In Regionen Spaniens herrscht durch extremen Regen Chaos. Mehr als 70 Menschen kamen ums Leben. Tiefdruckgebiete dieser Art wurden zuletzt immer größer.

Valencia am Mittwoch Foto: Alberto Saiz/ap/dpa

Madrid taz | Flüsse traten über, Straßen verwandelten sich in reißende Ströme. Viele Regionen in Spanien wurden von starkem Regen und Überschwemmungen heimgesucht. Das Wasser riss alles mit, was es auf seinem Weg fand. Ganze Dörfer wurden überschwemmt. Teilweise steht das Wasser bis zum ersten Stock.

Bereits am Montag hatte die Regenfront weiter im Süden, in den Provinzen Málaga, Murcia und Almeria, schwere Schäden angerichtet. Dort kam zum Regen der Hagel. Golfballgroße Körner und starke Stürme zerstörten rund um El Ejido Folienzelte, in denen Gemüse für den Export nach Europa angebaut wird. Auch über Mallorca und die anderen Balearen-Inseln war die Regenfront bereits am Montag gezogen.

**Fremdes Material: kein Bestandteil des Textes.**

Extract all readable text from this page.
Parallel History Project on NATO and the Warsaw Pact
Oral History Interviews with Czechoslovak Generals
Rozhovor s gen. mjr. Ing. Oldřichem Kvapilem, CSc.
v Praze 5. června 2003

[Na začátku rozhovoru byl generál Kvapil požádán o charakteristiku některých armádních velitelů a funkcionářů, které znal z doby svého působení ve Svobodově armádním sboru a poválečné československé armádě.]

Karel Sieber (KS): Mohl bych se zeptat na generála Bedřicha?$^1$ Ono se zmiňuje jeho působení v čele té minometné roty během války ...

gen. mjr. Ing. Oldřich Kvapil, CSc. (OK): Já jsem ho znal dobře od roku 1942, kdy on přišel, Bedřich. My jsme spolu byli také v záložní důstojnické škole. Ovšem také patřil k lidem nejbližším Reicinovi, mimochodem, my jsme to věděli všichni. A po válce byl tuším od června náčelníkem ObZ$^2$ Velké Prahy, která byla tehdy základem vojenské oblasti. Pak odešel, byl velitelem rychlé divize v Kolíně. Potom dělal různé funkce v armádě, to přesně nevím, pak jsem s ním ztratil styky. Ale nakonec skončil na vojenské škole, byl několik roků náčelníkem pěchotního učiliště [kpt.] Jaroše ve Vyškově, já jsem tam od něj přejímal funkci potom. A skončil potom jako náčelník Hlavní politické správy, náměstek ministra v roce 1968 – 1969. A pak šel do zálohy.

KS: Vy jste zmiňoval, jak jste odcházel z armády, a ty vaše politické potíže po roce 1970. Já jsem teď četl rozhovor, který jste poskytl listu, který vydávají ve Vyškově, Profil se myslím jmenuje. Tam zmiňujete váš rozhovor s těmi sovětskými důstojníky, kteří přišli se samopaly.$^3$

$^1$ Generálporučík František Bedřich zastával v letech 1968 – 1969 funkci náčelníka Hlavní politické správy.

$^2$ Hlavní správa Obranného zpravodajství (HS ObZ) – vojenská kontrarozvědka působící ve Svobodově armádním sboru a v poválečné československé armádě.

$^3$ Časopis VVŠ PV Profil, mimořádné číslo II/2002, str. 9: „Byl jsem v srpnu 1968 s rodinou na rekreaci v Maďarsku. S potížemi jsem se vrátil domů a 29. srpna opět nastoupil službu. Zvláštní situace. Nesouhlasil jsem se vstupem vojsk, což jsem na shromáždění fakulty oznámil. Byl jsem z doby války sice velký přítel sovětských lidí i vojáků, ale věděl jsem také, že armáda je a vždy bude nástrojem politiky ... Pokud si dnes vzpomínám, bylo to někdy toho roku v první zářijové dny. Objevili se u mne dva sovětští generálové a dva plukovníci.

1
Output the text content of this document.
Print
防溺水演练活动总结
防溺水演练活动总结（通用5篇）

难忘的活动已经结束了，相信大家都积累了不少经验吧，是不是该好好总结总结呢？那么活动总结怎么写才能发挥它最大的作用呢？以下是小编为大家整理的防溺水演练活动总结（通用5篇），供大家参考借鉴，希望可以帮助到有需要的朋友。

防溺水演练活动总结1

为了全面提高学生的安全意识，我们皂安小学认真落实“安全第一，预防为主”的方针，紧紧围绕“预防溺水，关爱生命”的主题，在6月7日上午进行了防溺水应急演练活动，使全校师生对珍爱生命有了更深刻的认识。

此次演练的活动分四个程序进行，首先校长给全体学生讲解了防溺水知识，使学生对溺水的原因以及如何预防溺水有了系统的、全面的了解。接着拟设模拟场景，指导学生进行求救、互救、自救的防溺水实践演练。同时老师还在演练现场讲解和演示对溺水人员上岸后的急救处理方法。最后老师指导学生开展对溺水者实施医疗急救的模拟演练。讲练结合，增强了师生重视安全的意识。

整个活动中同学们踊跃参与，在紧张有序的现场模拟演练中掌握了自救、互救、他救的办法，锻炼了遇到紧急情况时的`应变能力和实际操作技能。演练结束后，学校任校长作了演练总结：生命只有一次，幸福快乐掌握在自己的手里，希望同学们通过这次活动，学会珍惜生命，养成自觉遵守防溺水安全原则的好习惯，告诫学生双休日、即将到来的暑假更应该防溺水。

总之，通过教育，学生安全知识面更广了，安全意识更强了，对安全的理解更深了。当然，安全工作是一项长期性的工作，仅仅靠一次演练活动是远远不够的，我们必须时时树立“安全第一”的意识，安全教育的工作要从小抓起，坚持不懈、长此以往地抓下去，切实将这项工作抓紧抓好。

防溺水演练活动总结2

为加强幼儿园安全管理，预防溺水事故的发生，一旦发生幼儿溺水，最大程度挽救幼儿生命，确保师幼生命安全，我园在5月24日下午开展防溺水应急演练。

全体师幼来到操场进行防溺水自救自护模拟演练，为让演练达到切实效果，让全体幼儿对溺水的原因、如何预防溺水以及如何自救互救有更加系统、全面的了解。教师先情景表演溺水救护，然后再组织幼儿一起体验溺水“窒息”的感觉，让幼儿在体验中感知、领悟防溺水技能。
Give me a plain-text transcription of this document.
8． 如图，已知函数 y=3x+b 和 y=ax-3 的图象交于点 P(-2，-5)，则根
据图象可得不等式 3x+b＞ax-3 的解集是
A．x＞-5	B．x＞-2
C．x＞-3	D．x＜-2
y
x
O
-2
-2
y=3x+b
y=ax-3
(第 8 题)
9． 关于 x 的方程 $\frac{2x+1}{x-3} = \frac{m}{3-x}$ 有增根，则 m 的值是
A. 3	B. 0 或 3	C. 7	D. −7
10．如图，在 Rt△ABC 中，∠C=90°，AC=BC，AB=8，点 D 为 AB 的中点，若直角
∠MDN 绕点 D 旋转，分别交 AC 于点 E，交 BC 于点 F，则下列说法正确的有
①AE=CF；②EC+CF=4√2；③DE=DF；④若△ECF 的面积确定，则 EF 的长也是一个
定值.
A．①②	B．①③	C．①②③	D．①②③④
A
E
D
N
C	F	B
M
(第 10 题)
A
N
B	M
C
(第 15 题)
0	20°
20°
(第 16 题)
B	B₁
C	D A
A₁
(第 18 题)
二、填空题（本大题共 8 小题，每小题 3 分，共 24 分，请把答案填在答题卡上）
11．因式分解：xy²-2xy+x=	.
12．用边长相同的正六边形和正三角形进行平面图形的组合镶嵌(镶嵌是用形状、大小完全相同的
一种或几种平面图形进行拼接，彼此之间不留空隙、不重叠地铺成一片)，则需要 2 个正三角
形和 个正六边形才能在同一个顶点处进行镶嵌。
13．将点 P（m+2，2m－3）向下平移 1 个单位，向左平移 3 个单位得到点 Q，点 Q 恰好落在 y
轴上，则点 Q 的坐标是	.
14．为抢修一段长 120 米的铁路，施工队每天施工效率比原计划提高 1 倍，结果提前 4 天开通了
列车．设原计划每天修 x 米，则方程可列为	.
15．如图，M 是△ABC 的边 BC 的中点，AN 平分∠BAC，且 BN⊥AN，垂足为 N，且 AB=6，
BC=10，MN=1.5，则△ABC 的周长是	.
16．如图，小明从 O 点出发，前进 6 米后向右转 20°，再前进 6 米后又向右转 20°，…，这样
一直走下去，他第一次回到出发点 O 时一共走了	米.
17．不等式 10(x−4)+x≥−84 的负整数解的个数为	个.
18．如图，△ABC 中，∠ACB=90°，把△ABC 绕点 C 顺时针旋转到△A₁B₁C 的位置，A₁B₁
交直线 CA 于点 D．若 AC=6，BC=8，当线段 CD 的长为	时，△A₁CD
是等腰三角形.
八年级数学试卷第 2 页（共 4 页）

Am heutigen Mittwoch wird nach Wettervorhersage die Regenfront ins Landesinnere und den Nordosten Spaniens weiterziehen. Neun Provinzen befinden sich noch im Alarmstufe Orange, Alarmstufe Rot herrscht allerdings in keiner Region mehr. Für Donnerstag wird erwartet, dass sich die Lage entspannt.

Die Zahl der Todesopfer wird wohl weiterhin steigen. Waren es am Mittwochmorgen um 9 Uhr noch 13, vermeldete das Innenministerium bereits 70 Tote. Die Rettungskräfte, darunter die Notfalleinheit der spanischen Armee, rechnen damit, in den kommenden Stunden weitere zu finden. Derzeit werden in mehren Dörfern und Städten dutzende Menschen vermisst.

Zugverkehr kaum möglich, viele Straßen unbefahrbar

„Die Einsatzkräfte sind noch nicht überallhin vorgedrungen“, erklärte Spaniens Verteidigungsministerin María Margarita Robles Fernández gegenüber dem staatlichen Fernsehen TVE vor der Fragestunde im Parlament, die mit einer Schweigeminute begann.

Der Regen überraschte viele bei der Arbeit oder auf dem Nachhauseweg. Die Lage war am Mittwochvormittag weiterhin völlig unübersichtlich. In einigen Gebieten waren Anwohner in ihren Häusern eingeschlossen. Anderswo warten verzweifelte Menschen auf Hausdächern, Tankstellen und Lkws auf Hilfe. Andere retteten sich auf Brücken. So mancher wusste sich nicht anders zu helfen, als über die sozialen Netzwerke auf sich aufmerksam zu machen.

In mindestens einem Dorf im Landesinneren, in Mira, musste ein Altersheim evakuiert werden. Die Schulen bleiben in den vom Regen betroffenen Region bis auf Weiteres geschlossen.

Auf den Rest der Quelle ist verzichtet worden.